Autoscale population and number of generations

I often find it challenging to determine the optimal population size and number of generations for genetic algorithms. Previously, I relied on a fixed number of generations (typically 64) and scaled the population size linearly with the number of variables (e.g., 64 per variable). However, this approach sometimes resulted in insufficient sampling in systems with multiple objectives (>5). Once niches in the objective space become underpopulated early in the process, later generations tend to refine other existing niches rather than explore new region with potential sharp (local) optima, leading to weak exploration of the objective space. Hence, given a fixed computational budget, it is often preferable to allocate resources toward a larger population size rather than more generations, as this promotes better exploration.

To address this, I’ve developed a heuristic that introduces a complexity term, defined as \sqrt{n_{\text{var}} \times n_{\text{obj}}}, to scale both the population size and the number of generations. This approach aims to balance exploration and computational efficiency more effectively.

Optionally, an eval_budget can be specified to limit the total number of evaluations. In this case, the population size is still scaled according to the heuristic, but the number of generations is determined by the budget and the population size.

Note, in addition to the population size, this also scales the number of reference directions which are required for NSGA-like algorithms (which we mostly use).

import math


def population_and_generations(
    n_variables: int,
    n_objectives: int,
    base_ref_div: int = 4,
    ref_cap: int = 512,
    base_pop: int = 32,
    base_gen: int = 16,
    eval_budget: int | None = None,
    min_pop_size: int = 64,
) -> tuple[int, int, int]:
    """
    Determine population size and number of generations for NSGA-III / U-NSGA-III.

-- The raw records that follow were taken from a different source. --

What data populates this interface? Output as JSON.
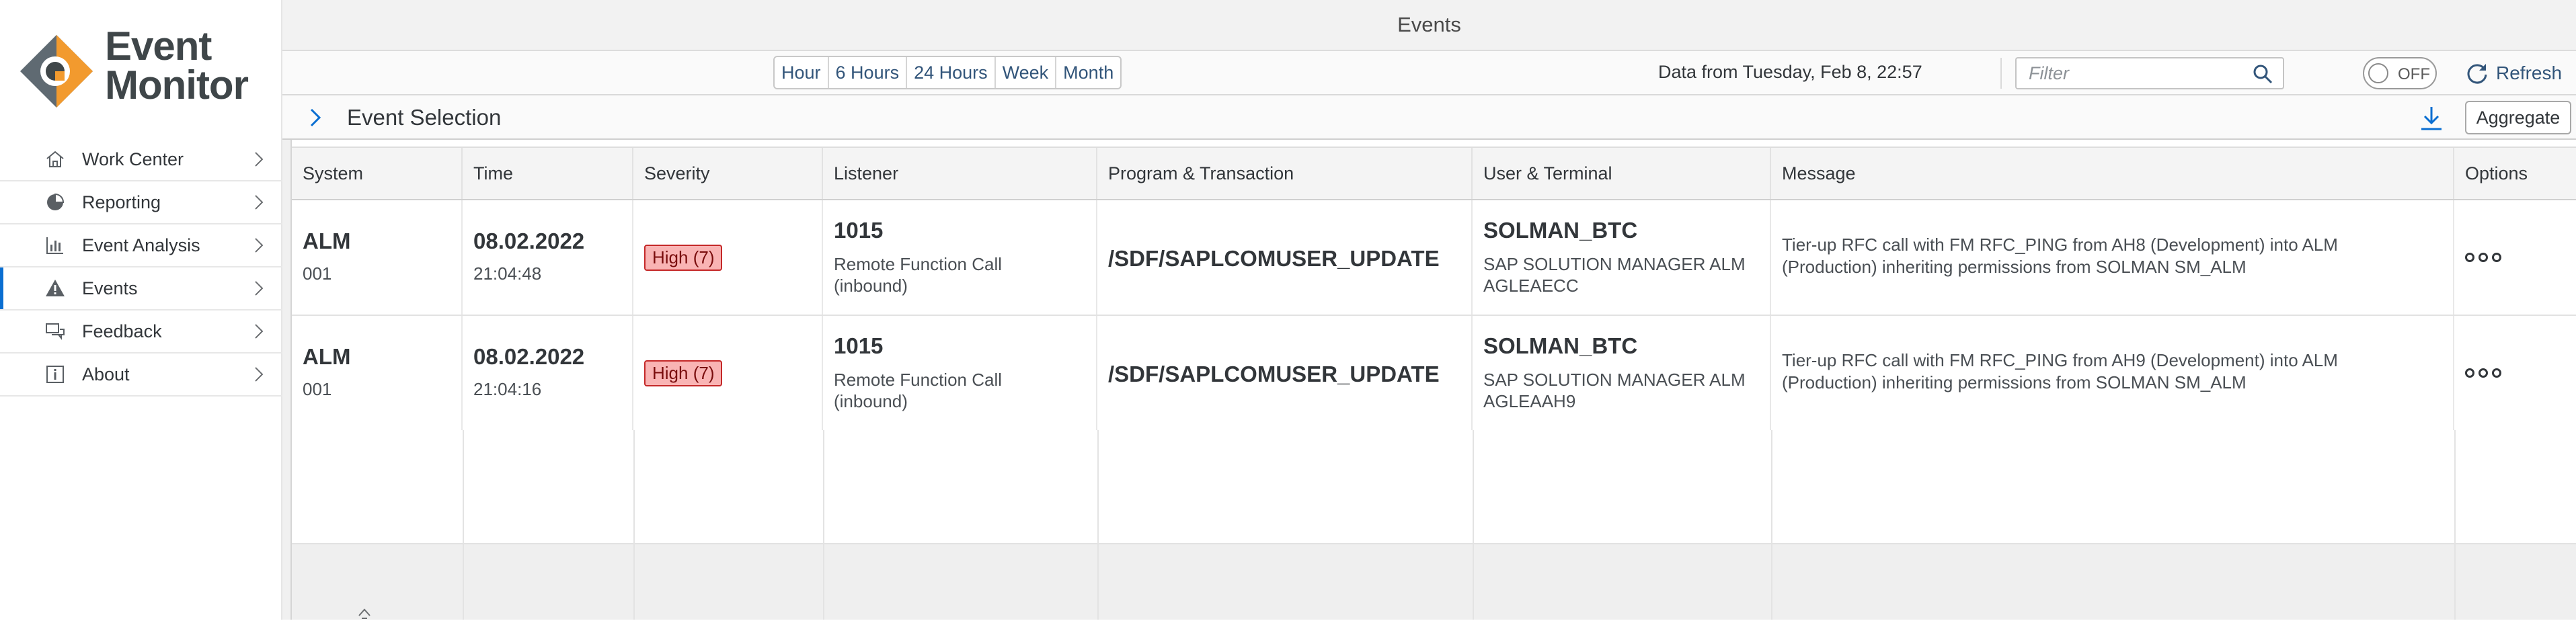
{
  "app": {
    "logo_line1": "Event",
    "logo_line2": "Monitor",
    "window_title": "Events"
  },
  "sidebar": {
    "items": [
      {
        "label": "Work Center",
        "icon": "home-icon"
      },
      {
        "label": "Reporting",
        "icon": "pie-chart-icon"
      },
      {
        "label": "Event Analysis",
        "icon": "bar-chart-icon"
      },
      {
        "label": "Events",
        "icon": "warning-icon",
        "active": true
      },
      {
        "label": "Feedback",
        "icon": "feedback-icon"
      },
      {
        "label": "About",
        "icon": "info-icon"
      }
    ]
  },
  "toolbar": {
    "ranges": [
      "Hour",
      "6 Hours",
      "24 Hours",
      "Week",
      "Month"
    ],
    "data_from": "Data from Tuesday, Feb 8, 22:57",
    "filter_placeholder": "Filter",
    "toggle_label": "OFF",
    "refresh_label": "Refresh"
  },
  "selection": {
    "title": "Event Selection",
    "aggregate_label": "Aggregate"
  },
  "table": {
    "columns": [
      "System",
      "Time",
      "Severity",
      "Listener",
      "Program & Transaction",
      "User & Terminal",
      "Message",
      "Options"
    ],
    "rows": [
      {
        "system": "ALM",
        "client": "001",
        "date": "08.02.2022",
        "time": "21:04:48",
        "severity": "High (7)",
        "listener_id": "1015",
        "listener_line1": "Remote Function Call",
        "listener_line2": "(inbound)",
        "program": "/SDF/SAPLCOMUSER_UPDATE",
        "user": "SOLMAN_BTC",
        "terminal_line1": "SAP SOLUTION MANAGER ALM",
        "terminal_line2": "AGLEAECC",
        "message_line1": "Tier-up RFC call with FM RFC_PING from AH8 (Development) into ALM",
        "message_line2": "(Production) inheriting permissions from SOLMAN SM_ALM"
      },
      {
        "system": "ALM",
        "client": "001",
        "date": "08.02.2022",
        "time": "21:04:16",
        "severity": "High (7)",
        "listener_id": "1015",
        "listener_line1": "Remote Function Call",
        "listener_line2": "(inbound)",
        "program": "/SDF/SAPLCOMUSER_UPDATE",
        "user": "SOLMAN_BTC",
        "terminal_line1": "SAP SOLUTION MANAGER ALM",
        "terminal_line2": "AGLEAAH9",
        "message_line1": "Tier-up RFC call with FM RFC_PING from AH9 (Development) into ALM",
        "message_line2": "(Production) inheriting permissions from SOLMAN SM_ALM"
      }
    ]
  },
  "colors": {
    "accent": "#0a6ed1",
    "logo_orange": "#f29a2e",
    "logo_grey": "#5f6a72",
    "severity_high_bg": "#f9b4b4",
    "severity_high_border": "#c42828"
  }
}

    Scales both population size and generations with problem complexity (M × D),
    using controlled growth factors to avoid rapid increases.

    Parameters
    ----------
    n_variables : int
        Number of decision variables.
    n_objectives : int
        Number of objectives.
    base_ref_div : int, optional
        Reference direction divisions for small M (default: 4).
    ref_cap : int, optional
        Maximum number of reference directions (default: 512).
    base_pop : int, optional
        Base population size (default: 32).
    base_gen : int, optional
        Base number of generations (default: 16).
    eval_budget : int or None, optional
        Total function evaluations. If None, use heuristic budget.
    min_pop_size : int, optional
        Minimum population size (default: 64).

    Returns
    -------
    pop_size : int
        Recommended population size.
    n_gen : int
        Recommended number of generations.
    n_ref : int
        Effective number of reference directions.
    """
    # --- Reference directions (capped) ---
    try:
        n_ref = math.comb(n_objectives + base_ref_div - 1, base_ref_div)
    except OverflowError:
        n_ref = ref_cap
    n_ref = min(n_ref, ref_cap)

    # --- Problem complexity ---
    complexity = (n_objectives * n_variables)**0.5

    # --- Population size (scaled by complexity) ---
    pop_size = max(min_pop_size, int(base_pop * complexity))

    # --- Generations (scaled by complexity) ---
    if eval_budget is None:
        eval_budget = pop_size * int(base_gen * complexity)
    n_gen = max(10, eval_budget // pop_size)

    return pop_size, n_gen, n_ref

For example,

cases = [(2, 1), (2, 6), (2, 9), (4, 6), (6, 6)]
for (n_var, n_obj) in cases:
    print(f"{n_var=}, {n_obj=}")
    pop_size, n_max_gen, n_ref = population_and_generations(
        n_var,
        n_obj,
        # eval_budget=8192
    )
    print(
        f"{pop_size=}, "
        f"{n_max_gen=}, "
        f"{n_ref=}, "
        f"n_total_evaluations={pop_size*n_max_gen}"
    )

Leads to:

n_var=2, n_obj=1
pop_size=64, n_max_gen=22, n_ref=1, n_total_evaluations=1408
n_var=2, n_obj=6
pop_size=110, n_max_gen=55, n_ref=126, n_total_evaluations=6050
n_var=2, n_obj=9
pop_size=135, n_max_gen=67, n_ref=495, n_total_evaluations=9045
n_var=4, n_obj=6
pop_size=156, n_max_gen=78, n_ref=126, n_total_evaluations=12168
n_var=6, n_obj=6
pop_size=192, n_max_gen=96, n_ref=126, n_total_evaluations=18432

Let me know if you have any thoughts on this. :nerd_face:

4 Likes

Neat, I think it’s really clever to do it that way!

In terms of runtime, to you feel a larger exploration throughout larger pop size and less generations in these complex cases can actually save compute time, or is the goal more to find a robust solution here?